Les marchés européens du stockage et des serveurs ont connu des jours meilleurs que ceux qu'ils ont traversé l'an dernier. Au cours du deuxième semestre 2019, les baisses de livraisons et de revenus qu'ils ont enregistrés ont inquiété bon nombre d'acteurs du channel IT. Le niveau décroissance des ventes a même été plus fort entre octobre et décembre derniers que lors du quatrième trimestre 2017. Que s'est-il passé ?
Les difficultés économiques et politiques qu'ont connu le vieux continent et le monde figurent, bien sûr, parmi les éléments qui ont joué contre la croissance. Elles ont contraint certaines entreprises à différer leurs dépenses, avec pour effet logique d'amoindrir les performances du marché des infrastructures. Mais, cela n'explique pas tout. Il existe plusieurs autres facteurs qui se sont avérés incontestablement plus délétères.
L'évidence de la rationalisation
En 2017 comme en 2018, les segments des serveurs et du stockage avaient enregistré de bons résultats. Mais, beaucoup de clients ayant alors investi dans ces équipements l'ont peut-être fait sans estimer correctement leurs besoins. Selon Gartner, en effet, seuls 56% des capacités de stockage des data centers étaient utilisés en 2018. Et, près d'un tiers des serveurs étaient encore sous-exploités, voire pas exploités, pas plus tard qu'en juillet 2019. Associés aux incertitudes pesant sur l'économie, ces sous-usages ont amené les entreprises à regarder de plus près les niveaux d'exploitation de leurs infrastructures IT avec l'objectif d'éviter un surprovisionnement.
Une part importante des organisations satisfait désormais la demande interne en gérant les ressources existantes de façon plus efficace, plutôt qu'en acquérant davantage de capacités de calcul et de stockage. Elles comprennent désormais les avantages d'une architecture logicielle efficace chapotant une infrastructure matérielle elle-même efficiente. En outre, des innovations telles que l'intelligence artificielle, le machine learning et la virtualisation contribuent elles-aussi à l'optimisation des ressources informatiques déjà en place. La recherche de gains d'efficacité des entreprises fait aussi écho à leur prise de conscience de plus en plus importante de l'impact des data centers sur l'environnement.

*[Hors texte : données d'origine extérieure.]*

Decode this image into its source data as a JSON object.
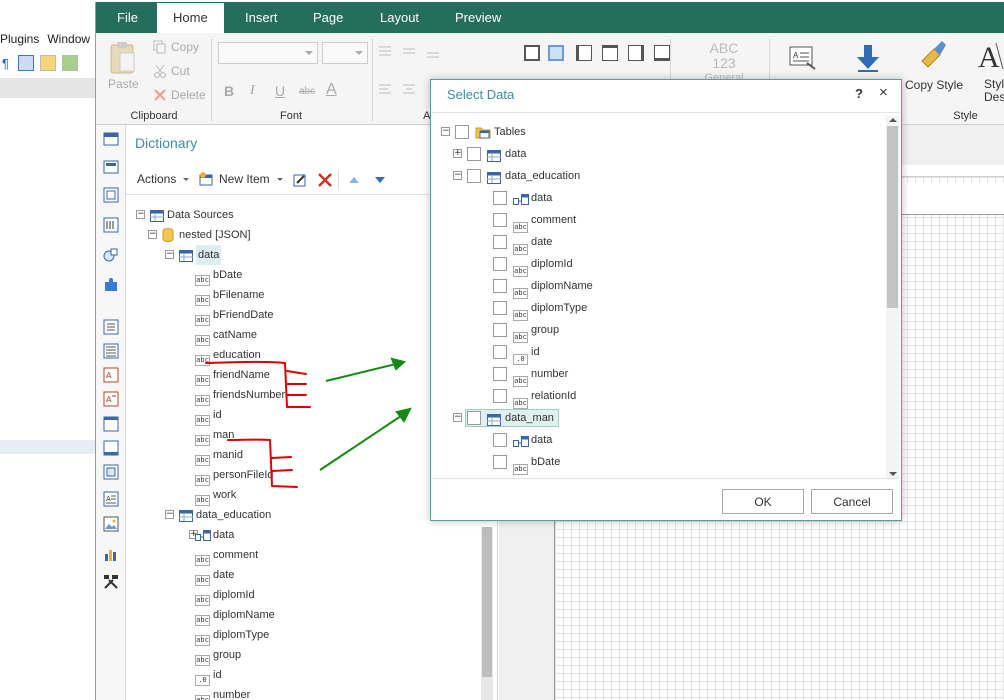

Pas de bonds technologiques à signaler
2019 aura été aussi une année sans innovation technologiques notable, qui aurait incité les clients à mettre à jour leurs infrastructures IT. Un exemple : Comparés aux processeurs disponibles sur le marché il y a 5 ans, ceux d'aujourd'hui ne sont pas si différents en termes de puissance, bien qu'ils soient moins énergivores et disposent de plus de coeurs.

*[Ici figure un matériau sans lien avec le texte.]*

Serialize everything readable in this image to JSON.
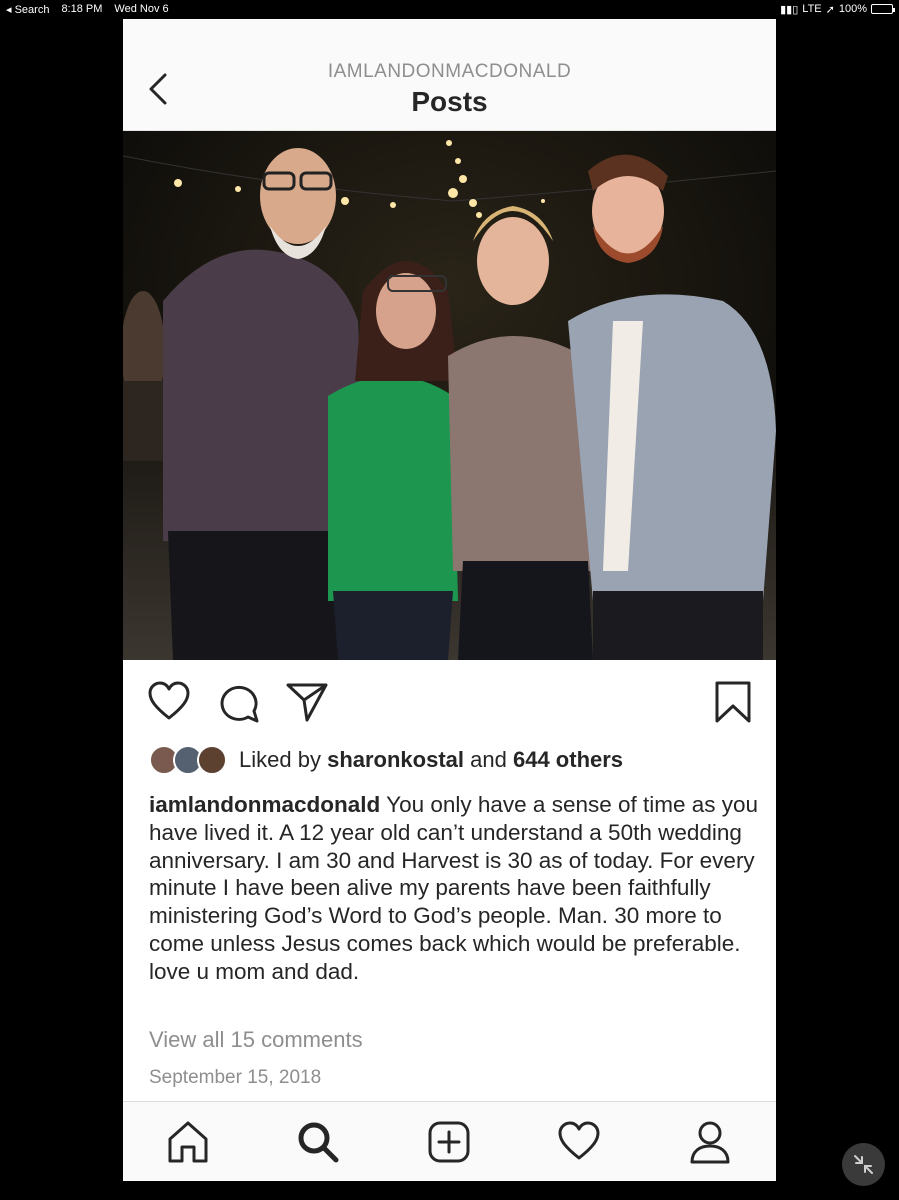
{
  "status_bar": {
    "back_app": "◂ Search",
    "time": "8:18 PM",
    "date": "Wed Nov 6",
    "network": "LTE",
    "battery": "100%"
  },
  "header": {
    "username": "IAMLANDONMACDONALD",
    "title": "Posts"
  },
  "post": {
    "liked_by_prefix": "Liked by",
    "liked_by_user": "sharonkostal",
    "liked_by_and": "and",
    "liked_by_others": "644 others",
    "author": "iamlandonmacdonald",
    "caption": " You only have a sense of time as you have lived it. A 12 year old can’t understand a 50th wedding anniversary. I am 30 and Harvest is 30 as of today. For every minute I have been alive my parents have been faithfully ministering God’s Word to God’s people. Man. 30 more to come unless Jesus comes back which would be preferable. love u mom and dad.",
    "view_comments": "View all 15 comments",
    "date": "September 15, 2018"
  },
  "icons": {
    "actions": [
      "heart-icon",
      "comment-icon",
      "share-icon",
      "bookmark-icon"
    ],
    "tabs": [
      "home-icon",
      "search-icon",
      "add-post-icon",
      "activity-heart-icon",
      "profile-icon"
    ]
  }
}
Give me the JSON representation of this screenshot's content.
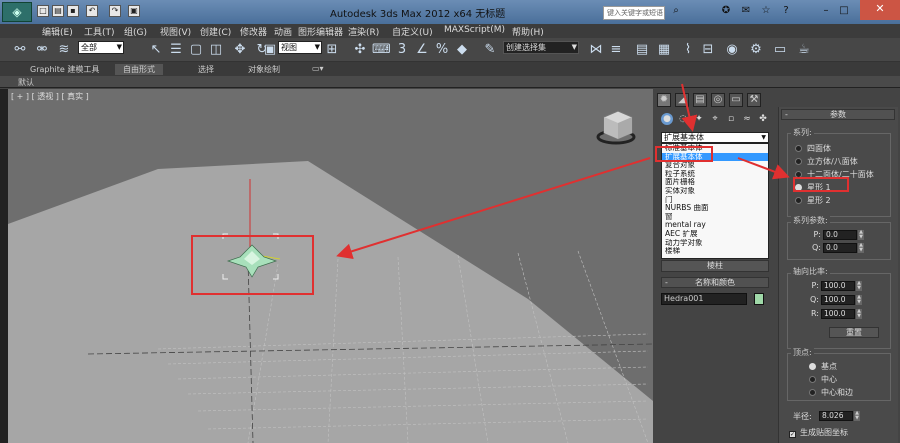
{
  "titlebar": {
    "title": "Autodesk 3ds Max  2012 x64      无标题",
    "search_placeholder": "键入关键字或短语"
  },
  "menu": [
    "编辑(E)",
    "工具(T)",
    "组(G)",
    "视图(V)",
    "创建(C)",
    "修改器",
    "动画",
    "图形编辑器",
    "渲染(R)",
    "自定义(U)",
    "MAXScript(M)",
    "帮助(H)"
  ],
  "toolbar": {
    "filter_value": "全部",
    "refcoord_value": "视图",
    "selection_set_placeholder": "创建选择集"
  },
  "ribbon": {
    "tabs": [
      "Graphite 建模工具",
      "自由形式",
      "选择",
      "对象绘制"
    ],
    "active_tab": "自由形式",
    "sub_label": "默认"
  },
  "viewport": {
    "label": "[ + ] [ 透视 ] [ 真实 ]"
  },
  "command_panel": {
    "category_value": "扩展基本体",
    "dropdown_items": [
      "标准基本体",
      "扩展基本体",
      "复合对象",
      "粒子系统",
      "面片栅格",
      "实体对象",
      "门",
      "NURBS 曲面",
      "窗",
      "mental ray",
      "AEC 扩展",
      "动力学对象",
      "楼梯"
    ],
    "selected_item": "扩展基本体",
    "visible_button": "棱柱",
    "name_color_title": "名称和颜色",
    "object_name": "Hedra001",
    "object_color": "#9fd8a8"
  },
  "params": {
    "title": "参数",
    "family_label": "系列:",
    "families": [
      {
        "label": "四面体",
        "selected": false
      },
      {
        "label": "立方体/八面体",
        "selected": false
      },
      {
        "label": "十二面体/二十面体",
        "selected": false
      },
      {
        "label": "星形 1",
        "selected": true
      },
      {
        "label": "星形 2",
        "selected": false
      }
    ],
    "family_params_label": "系列参数:",
    "P": "0.0",
    "Q": "0.0",
    "axis_ratio_label": "轴向比率:",
    "axis_P": "100.0",
    "axis_Q": "100.0",
    "axis_R": "100.0",
    "reset_label": "重置",
    "vertex_label": "顶点:",
    "vertex_options": [
      {
        "label": "基点",
        "selected": true
      },
      {
        "label": "中心",
        "selected": false
      },
      {
        "label": "中心和边",
        "selected": false
      }
    ],
    "radius_label": "半径:",
    "radius_value": "8.026",
    "gen_uv_label": "生成贴图坐标",
    "gen_uv_checked": true
  },
  "highlight_color": "#e03030"
}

Si cela n'était pas suffisant, la pénurie généralisée de CPU Intel est venue elles aussi affecter plusieurs segments du marché informatique l'année passée. Jusqu'au dernier trimestre 2019, les ventes de serveurs avaient plus ou moins échappé aux effets de cette insuffisance de processeurs. Intel donnait alors la priorité à la production de composants haut-de-gamme. En dépit de cet effort, plusieurs fabricants de serveurs craignent maintenant que la faiblesse de la production commence à toucher leur activité. Le manque de disponibilité de plusieurs références les oblige en effet à proposer des modèles équipés de puces plus chères à certains de leurs clients.
Si la pénurie de puces a entraîné une hausse des prix et des revenus globaux issus de leurs ventes, elle n'a pas eu le même effet sur d'autres marchés de composants. En 2019, les chiffre d'affaires des marchés du SSD, du disque dur et de la RAM ont reculé de plus de 30%. A lui seul, le prix du giga de SSD a baissé de 50% en l'espace de 12 mois. L'impact a été inévitable sur les tarifs des équipements d'infrastructures et du marché que ces produits constituent.
La cloudification nuit aux fabricants, surtout au moins gros
Beaucoup d'entreprises opérant leur transformation digitale migrent vers le cloud. Tant mieux pour elles mais pas pour tous les fabricants d'équipements pour data centers. La migration des clients vers un nombre resserré de fournisseurs de services hébergés tend à bénéficier aux grands fabricants de produits d'infrastructure. Normal, puisque ceux-ci sont plus à même de faire des affaires avec les grand opérateurs de cloud car capables de supporter des marges plus faibles. Ils captent en contrepartie une part plus important des revenus de leurs marchés.
Les grossistes semblent être de plus en plus frustrés par les nouveaux modèles de consommation des infrastructures IT que proposent par exemple HPE avec GreenLake, Dell avec Flex On Demand et Lenovo avec TruScale. La faute aux fabricants eux-mêmes qui semblent peu concernés par le recul de la moyenne des ventes qu'ils réalisent à travers leurs distributeurs. Ils donnent ainsi à penser que leurs ventes directes progressent sans qu'ils ne cherchent à impliquer leurs réseaux de distribution. Il est pourtant vital que les fabricants clarifient les prix et résolvent les problèmes contractuels associés à ces modèles de consommation à la demande aussi vite que possible, s'ils veulent apaiser les tensions avec leurs partenaires.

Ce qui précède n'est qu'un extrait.